Foolproof Brewing Company (formerly High Jinx Brewing Company) is a brewery based in Pawtucket, Rhode Island.

==History==
High Jinx Brewing Company was founded in 2012 by Nick Garrison, a former homebrewer from Massachusetts. Shortly after starting operations and before initially selling to the public, it was renamed Foolproof to avoid trademark conflicts with Magic Hat's beer brand, Jinx or Tatamy, Pennsylvania's HiJinx. Foolproof brewed its first batch in December 2013 and began in-state sales in January 2013. By the end of 2013 it had doubled its production capacity and expanded distribution to neighboring Massachusetts and Connecticut.

==Beers==

Foolproof has a limited production of seasonal and specialty beers in addition to four year-round beers: Barstool, a golden ale; Raincloud, a porter; La Ferme Urbaine, a farmhouse ale; Backyahd, an IPA which draws its name from the Eastern New England pronunciation of "backyard." The company markets its beers by naming them after "experiences" or common beer-drinking contexts, for which each is intended.

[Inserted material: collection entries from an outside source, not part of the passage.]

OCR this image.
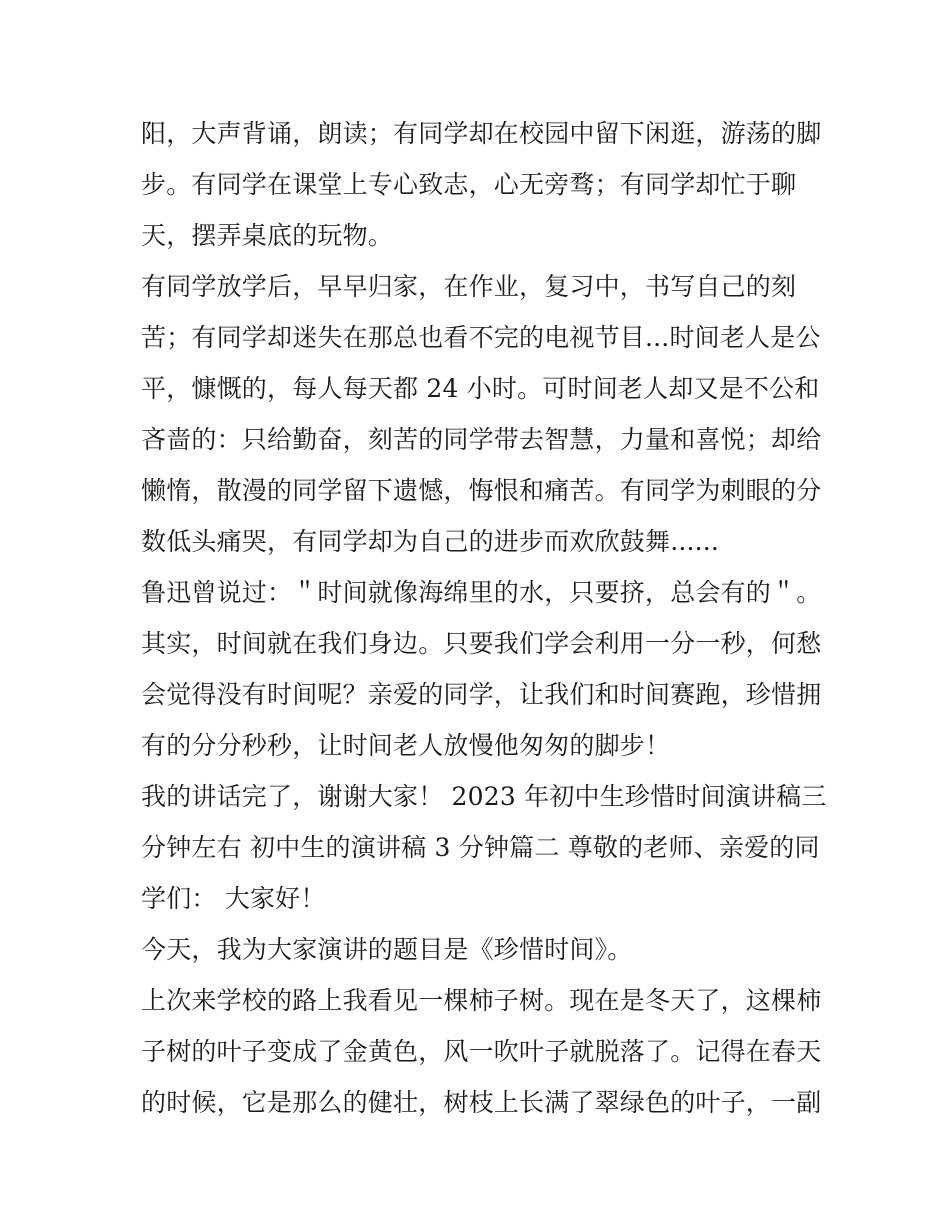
阳，大声背诵，朗读；有同学却在校园中留下闲逛，游荡的脚
步。有同学在课堂上专心致志，心无旁骛；有同学却忙于聊
天，摆弄桌底的玩物。
有同学放学后，早早归家，在作业，复习中，书写自己的刻
苦；有同学却迷失在那总也看不完的电视节目...时间老人是公
平，慷慨的，每人每天都 24 小时。可时间老人却又是不公和
吝啬的：只给勤奋，刻苦的同学带去智慧，力量和喜悦；却给
懒惰，散漫的同学留下遗憾，悔恨和痛苦。有同学为刺眼的分
数低头痛哭，有同学却为自己的进步而欢欣鼓舞......
鲁迅曾说过：＂时间就像海绵里的水，只要挤，总会有的＂。
其实，时间就在我们身边。只要我们学会利用一分一秒，何愁
会觉得没有时间呢？亲爱的同学，让我们和时间赛跑，珍惜拥
有的分分秒秒，让时间老人放慢他匆匆的脚步！
我的讲话完了，谢谢大家！ 2023 年初中生珍惜时间演讲稿三
分钟左右 初中生的演讲稿 3 分钟篇二 尊敬的老师、亲爱的同
学们： 大家好！
今天，我为大家演讲的题目是《珍惜时间》。
上次来学校的路上我看见一棵柿子树。现在是冬天了，这棵柿
子树的叶子变成了金黄色，风一吹叶子就脱落了。记得在春天
的时候，它是那么的健壮，树枝上长满了翠绿色的叶子，一副
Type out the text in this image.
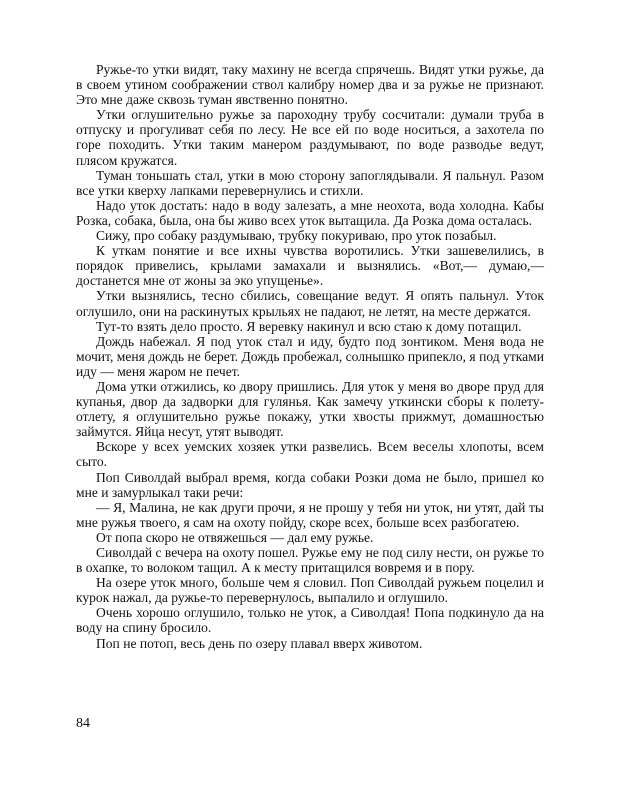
Ружье-то утки видят, таку махину не всегда спрячешь. Видят утки ружье, да в своем утином соображении ствол калибру номер два и за ружье не признают. Это мне даже сквозь туман явственно понятно.

Утки оглушительно ружье за пароходну трубу сосчитали: думали труба в отпуску и прогуливат себя по лесу. Не все ей по воде носиться, а захотела по горе походить. Утки таким манером раздумывают, по воде разводье ведут, плясом кружатся.

Туман тоньшать стал, утки в мою сторону запоглядывали. Я пальнул. Разом все утки кверху лапками перевернулись и стихли.

Надо уток достать: надо в воду залезать, а мне неохота, вода холодна. Кабы Розка, собака, была, она бы живо всех уток вытащила. Да Розка дома осталась.

Сижу, про собаку раздумываю, трубку покуриваю, про уток позабыл.

К уткам понятие и все ихны чувства воротились. Утки зашевелились, в порядок привелись, крылами замахали и вызнялись. «Вот,— думаю,— достанется мне от жоны за эко упущенье».

Утки вызнялись, тесно сбились, совещание ведут. Я опять пальнул. Уток оглушило, они на раскинутых крыльях не падают, не летят, на месте держатся.

Тут-то взять дело просто. Я веревку накинул и всю стаю к дому потащил.

Дождь набежал. Я под уток стал и иду, будто под зонтиком. Меня вода не мочит, меня дождь не берет. Дождь пробежал, солнышко припекло, я под утками иду — меня жаром не печет.

Дома утки отжились, ко двору пришлись. Для уток у меня во дворе пруд для купанья, двор да задворки для гулянья. Как замечу уткински сборы к полету-отлету, я оглушительно ружье покажу, утки хвосты прижмут, домашностью займутся. Яйца несут, утят выводят.

Вскоре у всех уемских хозяек утки развелись. Всем веселы хлопоты, всем сыто.

Поп Сиволдай выбрал время, когда собаки Розки дома не было, пришел ко мне и замурлыкал таки речи:

— Я, Малина, не как други прочи, я не прошу у тебя ни уток, ни утят, дай ты мне ружья твоего, я сам на охоту пойду, скоре всех, больше всех разбогатею.

От попа скоро не отвяжешься — дал ему ружье.

Сиволдай с вечера на охоту пошел. Ружье ему не под силу нести, он ружье то в охапке, то волоком тащил. А к месту притащился вовремя и в пору.

На озере уток много, больше чем я словил. Поп Сиволдай ружьем поцелил и курок нажал, да ружье-то перевернулось, выпалило и оглушило.

Очень хорошо оглушило, только не уток, а Сиволдая! Попа подкинуло да на воду на спину бросило.

Поп не потоп, весь день по озеру плавал вверх животом.

84
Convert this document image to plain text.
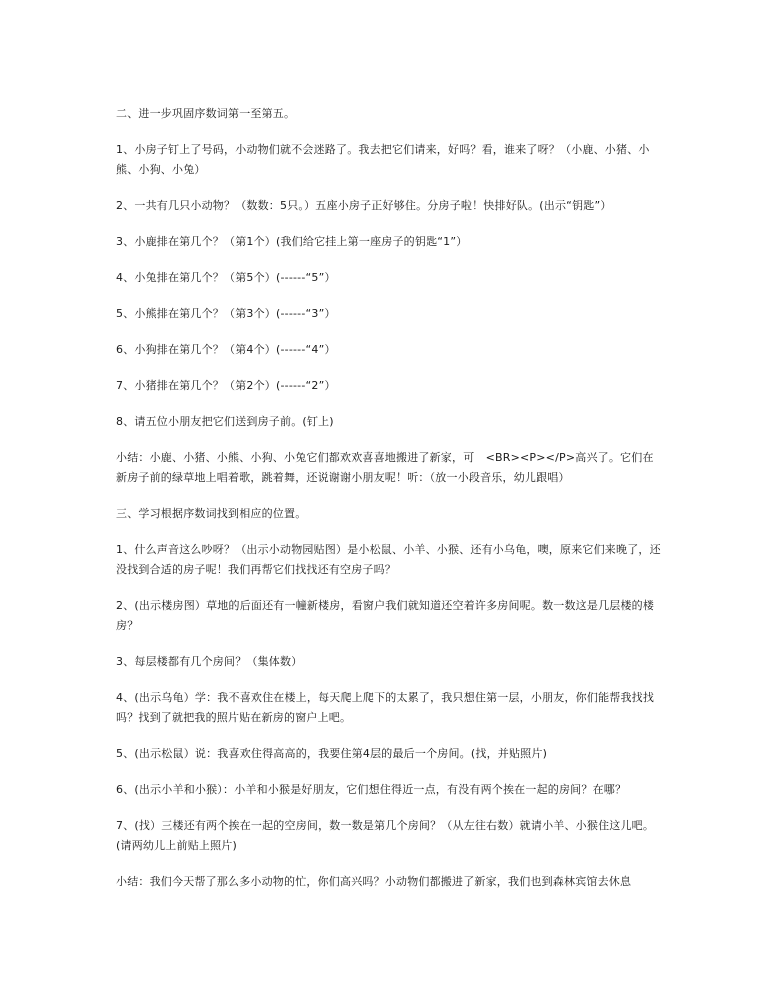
二、进一步巩固序数词第一至第五。

1、小房子钉上了号码，小动物们就不会迷路了。我去把它们请来，好吗？看，谁来了呀？（小鹿、小猪、小熊、小狗、小兔）

2、一共有几只小动物？（数数：5只。）五座小房子正好够住。分房子啦！快排好队。(出示“钥匙”）

3、小鹿排在第几个？（第1个）(我们给它挂上第一座房子的钥匙“1”）

4、小兔排在第几个？（第5个）(------“5”）

5、小熊排在第几个？（第3个）(------“3”）

6、小狗排在第几个？（第4个）(------“4”）

7、小猪排在第几个？（第2个）(------“2”）

8、请五位小朋友把它们送到房子前。(钉上)

小结：小鹿、小猪、小熊、小狗、小兔它们都欢欢喜喜地搬进了新家，可　<BR><P></P>高兴了。它们在新房子前的绿草地上唱着歌，跳着舞，还说谢谢小朋友呢！听：（放一小段音乐，幼儿跟唱）

三、学习根据序数词找到相应的位置。

1、什么声音这么吵呀？（出示小动物园贴图）是小松鼠、小羊、小猴、还有小乌龟，噢，原来它们来晚了，还没找到合适的房子呢！我们再帮它们找找还有空房子吗？

2、(出示楼房图）草地的后面还有一幢新楼房，看窗户我们就知道还空着许多房间呢。数一数这是几层楼的楼房？

3、每层楼都有几个房间？（集体数）

4、(出示乌龟）学：我不喜欢住在楼上，每天爬上爬下的太累了，我只想住第一层，小朋友，你们能帮我找找吗？找到了就把我的照片贴在新房的窗户上吧。

5、(出示松鼠）说：我喜欢住得高高的，我要住第4层的最后一个房间。(找，并贴照片)

6、(出示小羊和小猴）：小羊和小猴是好朋友，它们想住得近一点，有没有两个挨在一起的房间？在哪？

7、(找）三楼还有两个挨在一起的空房间，数一数是第几个房间？（从左往右数）就请小羊、小猴住这儿吧。(请两幼儿上前贴上照片)

小结：我们今天帮了那么多小动物的忙，你们高兴吗？小动物们都搬进了新家，我们也到森林宾馆去休息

Unusual for a small brewery, Foolproof Brewing releases most of its beer and in particular its core year-round brands, in cans, and promotes the use of cans for better flavor. Foolproof's brewmaster, Damase Olsson, is a former chemist and brewer at the Nashoba Valley Winery and the defunct Pennichuck Brewery in Milford, New Hampshire.

In January 2014 the brewery released a line of beer-based soaps in collaboration with Newport, Rhode Island-based soapmaker Spindrift.